43 Post-it de Sarah Riggs
43 Post-it de Sarah Riggs, traduit de l’américain par Marie Borel & Françoise Valéry
Février 2009, 52 pages / 6,50 euros
Éditions de l’Attente : 249, rue Sainte-Catherine - 33000 Bordeaux
Sarah Riggs, traductrice américaine vivant en France, publie aussi bien en anglais qu’en français. Aux éditions de l’Attente, 43 Post-it est son troisième livre de « formes brèves  », c’est-à -dire de textes qui nécessitent, en peu de mots, d’éviter tout autant la surcharge que l’inconsistance où peut parfois conduire un certain minimalisme – bref, de parvenir à condenser suffisamment la langue.
Pour cela, l’auteur varie les intensités en cherchant non pas tant à restituer un événement supposément originel qu’à le susciter par le poème lui-même où, dans une simplicité apparente, se mêlent souvent sensation et abstraction :
- 1 -
Je me glisse dans la peau du comptoir
et deviens une surface de pensée où
les tasses à café se reposent
Quant au titre (qu’illustre la couverture adoptant forme et couleurs caractéristiques de l’objet désigné), il renvoie d’emblée à un usage social inscrivant l’écriture dans le quotidien, voire l’intimité, ce qui suppose de savoir dépasser un horizon trop subjectif – entre autres voies, par les échos fréquents de l’Histoire :
- 5 -
J’ai fini par m’identifier au voleur du Minolta
de ma jeunesse. Ils m’ont demandé
d’identifier le Nord-Africain dans une série
de photos. Lui aussi est un fantôme de France
ou bien en faisant part d’un questionnement que l’on pourrait qualifier de philosophique :
- 31 -
Pourquoi si souvent quelque chose en nous
doit-il attendre que le mal soit fait
Enfin, le choix d’un tel protocole confronte également à la difficulté de trouver un équilibre entre ce qui reviendrait à une simple juxtaposition des textes et leur enchaînement plus ou moins clôturant.
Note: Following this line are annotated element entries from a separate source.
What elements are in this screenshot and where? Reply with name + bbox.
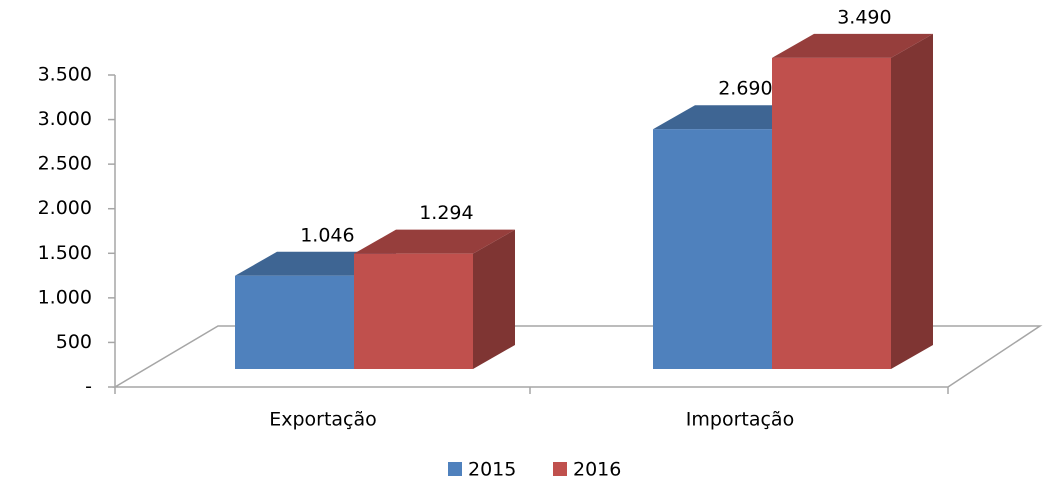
bar-side — [473, 229, 515, 369]
legend-swatch — [448, 462, 462, 476]
y-tick-label: 2.500 — [38, 153, 92, 175]
bar — [354, 253, 473, 369]
y-tick-label: 2.000 — [38, 197, 92, 219]
y-tick-label: 1.500 — [38, 242, 92, 264]
x-tick-label: Importação — [686, 409, 794, 431]
data-label: 1.294 — [419, 202, 473, 224]
legend-label: 2016 — [573, 459, 621, 481]
floor — [112, 325, 1043, 388]
data-label: 1.046 — [300, 224, 354, 246]
bar-top — [354, 229, 515, 254]
data-label: 2.690 — [718, 78, 772, 100]
bar-top — [772, 33, 933, 58]
legend-label: 2015 — [468, 459, 516, 481]
bar — [653, 129, 772, 369]
y-tick-label: 500 — [56, 331, 92, 353]
y-tick-label: - — [85, 376, 92, 398]
bar — [772, 57, 891, 370]
bar — [235, 275, 354, 369]
x-tick-label: Exportação — [269, 409, 377, 431]
legend-swatch — [553, 462, 567, 476]
y-tick-label: 3.000 — [38, 108, 92, 130]
data-label: 3.490 — [837, 6, 891, 28]
bar-side — [891, 33, 933, 370]
y-tick-label: 1.000 — [38, 286, 92, 308]
y-tick-label: 3.500 — [38, 64, 92, 86]
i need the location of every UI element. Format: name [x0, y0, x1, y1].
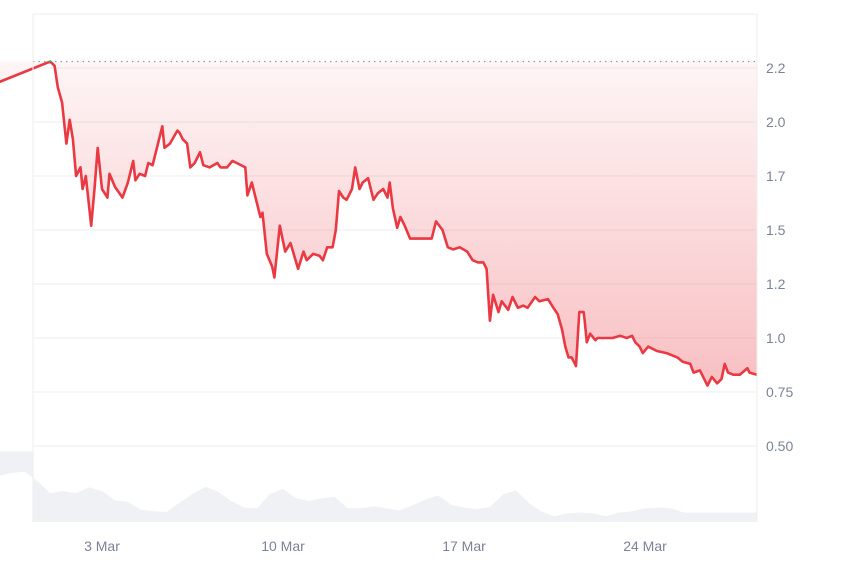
y-tick-label: 1.7: [766, 168, 786, 184]
plot-frame: [32, 14, 758, 522]
y-tick-label: 1.2: [766, 276, 786, 292]
y-tick-label: 2.0: [766, 114, 786, 130]
x-tick-label: 3 Mar: [84, 538, 120, 554]
price-fill-area: [0, 61, 757, 386]
volume-area: [0, 451, 757, 522]
price-line: [0, 61, 758, 387]
x-tick-label: 17 Mar: [442, 538, 486, 554]
y-axis: 2.2 2.0 1.7 1.5 1.2 1.0 0.75 0.50: [766, 60, 793, 454]
y-tick-label: 2.2: [766, 60, 786, 76]
y-tick-label: 1.5: [766, 222, 786, 238]
x-tick-label: 10 Mar: [261, 538, 305, 554]
y-tick-label: 1.0: [766, 330, 786, 346]
x-axis: 3 Mar 10 Mar 17 Mar 24 Mar: [84, 538, 667, 554]
x-tick-label: 24 Mar: [623, 538, 667, 554]
y-tick-label: 0.75: [766, 384, 793, 400]
y-tick-label: 0.50: [766, 438, 793, 454]
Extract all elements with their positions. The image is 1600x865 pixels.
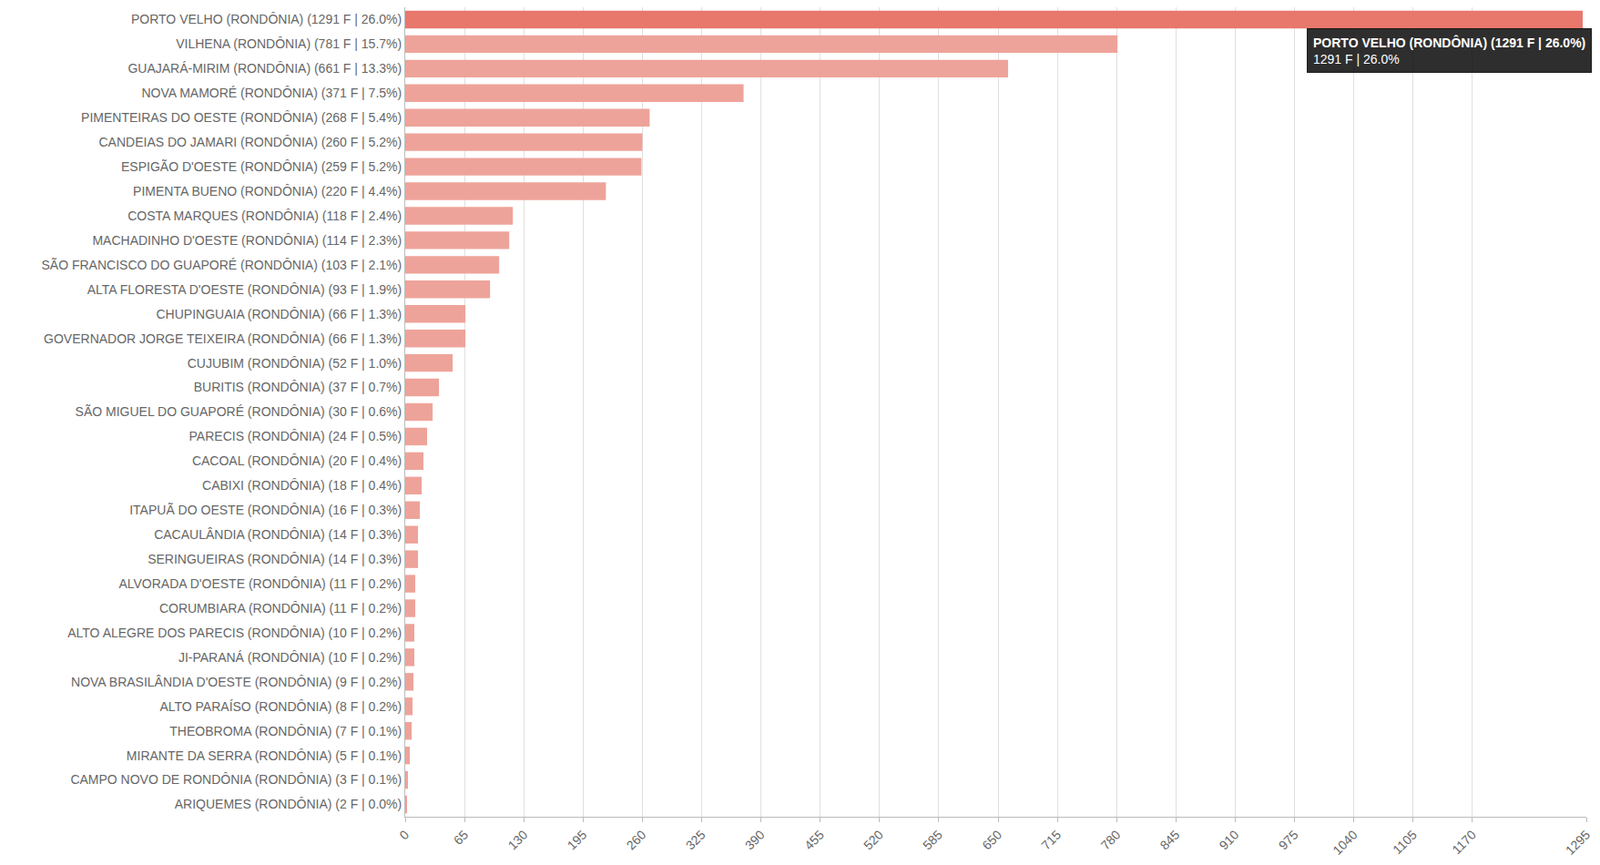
- svg-text:0: 0: [396, 826, 412, 843]
- svg-text:PIMENTA BUENO (RONDÔNIA) (220: PIMENTA BUENO (RONDÔNIA) (220 F | 4.4%): [132, 183, 402, 199]
- svg-text:845: 845: [1157, 826, 1183, 853]
- svg-text:130: 130: [504, 826, 530, 853]
- svg-text:455: 455: [801, 826, 827, 853]
- svg-text:260: 260: [623, 826, 650, 853]
- svg-text:ARIQUEMES (RONDÔNIA) (2 F | 0.: ARIQUEMES (RONDÔNIA) (2 F | 0.0%): [174, 796, 402, 812]
- svg-text:SÃO MIGUEL DO GUAPORÉ (RONDÔNI: SÃO MIGUEL DO GUAPORÉ (RONDÔNIA) (30 F |…: [75, 404, 403, 419]
- svg-text:PARECIS (RONDÔNIA) (24 F | 0.5: PARECIS (RONDÔNIA) (24 F | 0.5%): [189, 428, 403, 444]
- svg-text:780: 780: [1097, 826, 1123, 853]
- svg-text:GOVERNADOR JORGE TEIXEIRA (RON: GOVERNADOR JORGE TEIXEIRA (RONDÔNIA) (66…: [43, 331, 402, 347]
- svg-text:PORTO VELHO (RONDÔNIA) (1291 F: PORTO VELHO (RONDÔNIA) (1291 F | 26.0%): [131, 11, 402, 27]
- svg-text:CANDEIAS DO JAMARI (RONDÔNIA): CANDEIAS DO JAMARI (RONDÔNIA) (260 F | 5…: [98, 134, 402, 150]
- svg-text:VILHENA (RONDÔNIA) (781 F | 15: VILHENA (RONDÔNIA) (781 F | 15.7%): [175, 36, 402, 51]
- svg-text:CUJUBIM (RONDÔNIA) (52 F | 1.0: CUJUBIM (RONDÔNIA) (52 F | 1.0%): [187, 356, 402, 371]
- svg-text:ESPIGÃO D'OESTE (RONDÔNIA) (25: ESPIGÃO D'OESTE (RONDÔNIA) (259 F | 5.2%…: [121, 159, 402, 174]
- svg-text:NOVA BRASILÂNDIA D'OESTE (ROND: NOVA BRASILÂNDIA D'OESTE (RONDÔNIA) (9 F…: [71, 674, 402, 690]
- svg-text:1040: 1040: [1329, 826, 1360, 857]
- svg-text:CABIXI (RONDÔNIA) (18 F | 0.4%: CABIXI (RONDÔNIA) (18 F | 0.4%): [202, 478, 402, 493]
- svg-text:ITAPUÃ DO OESTE (RONDÔNIA) (16: ITAPUÃ DO OESTE (RONDÔNIA) (16 F | 0.3%): [129, 502, 402, 518]
- svg-text:CHUPINGUAIA (RONDÔNIA) (66 F |: CHUPINGUAIA (RONDÔNIA) (66 F | 1.3%): [156, 306, 403, 322]
- svg-text:715: 715: [1038, 826, 1064, 853]
- svg-text:CACAULÂNDIA (RONDÔNIA) (14 F |: CACAULÂNDIA (RONDÔNIA) (14 F | 0.3%): [153, 527, 402, 542]
- svg-text:GUAJARÁ-MIRIM (RONDÔNIA) (661: GUAJARÁ-MIRIM (RONDÔNIA) (661 F | 13.3%): [127, 61, 402, 76]
- svg-text:ALVORADA D'OESTE (RONDÔNIA) (1: ALVORADA D'OESTE (RONDÔNIA) (11 F | 0.2%…: [118, 576, 402, 592]
- svg-text:975: 975: [1275, 826, 1302, 853]
- svg-text:SERINGUEIRAS (RONDÔNIA) (14 F: SERINGUEIRAS (RONDÔNIA) (14 F | 0.3%): [147, 551, 402, 567]
- svg-text:ALTO PARAÍSO (RONDÔNIA) (8 F |: ALTO PARAÍSO (RONDÔNIA) (8 F | 0.2%): [159, 699, 402, 714]
- svg-text:910: 910: [1216, 826, 1243, 853]
- svg-text:650: 650: [978, 826, 1005, 853]
- svg-text:325: 325: [682, 826, 709, 853]
- svg-text:1295: 1295: [1562, 826, 1593, 857]
- svg-text:ALTA FLORESTA D'OESTE (RONDÔNI: ALTA FLORESTA D'OESTE (RONDÔNIA) (93 F |…: [87, 282, 403, 297]
- svg-text:1170: 1170: [1448, 826, 1479, 857]
- svg-text:NOVA MAMORÉ (RONDÔNIA) (371 F: NOVA MAMORÉ (RONDÔNIA) (371 F | 7.5%): [141, 85, 402, 101]
- svg-text:PORTO VELHO (RONDÔNIA) (1291 F: PORTO VELHO (RONDÔNIA) (1291 F | 26.0%)1…: [1313, 34, 1586, 67]
- svg-text:CAMPO NOVO DE RONDÔNIA (RONDÔN: CAMPO NOVO DE RONDÔNIA (RONDÔNIA) (3 F |…: [70, 772, 402, 787]
- svg-text:195: 195: [564, 826, 591, 853]
- svg-text:BURITIS (RONDÔNIA) (37 F | 0.7: BURITIS (RONDÔNIA) (37 F | 0.7%): [193, 379, 402, 395]
- svg-text:CACOAL (RONDÔNIA) (20 F | 0.4%: CACOAL (RONDÔNIA) (20 F | 0.4%): [192, 453, 402, 469]
- svg-text:MACHADINHO D'OESTE (RONDÔNIA): MACHADINHO D'OESTE (RONDÔNIA) (114 F | 2…: [91, 233, 402, 248]
- svg-text:585: 585: [919, 826, 946, 853]
- svg-text:1105: 1105: [1389, 826, 1420, 857]
- svg-text:JI-PARANÁ (RONDÔNIA) (10 F | 0: JI-PARANÁ (RONDÔNIA) (10 F | 0.2%): [178, 650, 402, 665]
- svg-text:65: 65: [450, 826, 471, 847]
- svg-text:520: 520: [860, 826, 887, 853]
- svg-text:CORUMBIARA (RONDÔNIA) (11 F |: CORUMBIARA (RONDÔNIA) (11 F | 0.2%): [159, 601, 402, 616]
- svg-text:ALTO ALEGRE DOS PARECIS (RONDÔ: ALTO ALEGRE DOS PARECIS (RONDÔNIA) (10 F…: [67, 625, 402, 641]
- svg-text:PIMENTEIRAS DO OESTE (RONDÔNIA: PIMENTEIRAS DO OESTE (RONDÔNIA) (268 F |…: [81, 110, 402, 125]
- svg-text:SÃO FRANCISCO DO GUAPORÉ (ROND: SÃO FRANCISCO DO GUAPORÉ (RONDÔNIA) (103…: [40, 257, 402, 273]
- svg-text:THEOBROMA (RONDÔNIA) (7 F | 0.: THEOBROMA (RONDÔNIA) (7 F | 0.1%): [169, 723, 402, 739]
- svg-text:390: 390: [742, 826, 768, 853]
- svg-text:COSTA MARQUES (RONDÔNIA) (118: COSTA MARQUES (RONDÔNIA) (118 F | 2.4%): [127, 208, 402, 224]
- svg-text:MIRANTE DA SERRA (RONDÔNIA) (5: MIRANTE DA SERRA (RONDÔNIA) (5 F | 0.1%): [126, 748, 402, 764]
A ce propos, tout au long du livre, on peut repérer plusieurs fils conducteurs dont l’un, en partie justifié par le titre du livre, est la relation amoureuse :
- 15 -
À ton retour tu m’en diras plus
sur Aden, violente et déprimante
sur Zabid fabuleuse et sur Taiz.
Juste maintenant tu me manques
D’autres affleurent ici ou là , telle la réflexion sur l’expérience même d’écrire, cette dernière étant lucidement conçue à la fois comme une façon de (se) fixer :
- 12 -
Systématiquement on est
ancré quand on écrit
et une chute inévitable dans la langue :
- 25 -
La seule manière de tester
la solidité des courants c’est
tomber
– autrement dit par Jude Stéfan, les poèmes comme « ruines de mots résistant à la Ruine  » [1].
[1] Stances : ou 52 contre-haï-ku, Le Temps qu’il fait, 1991.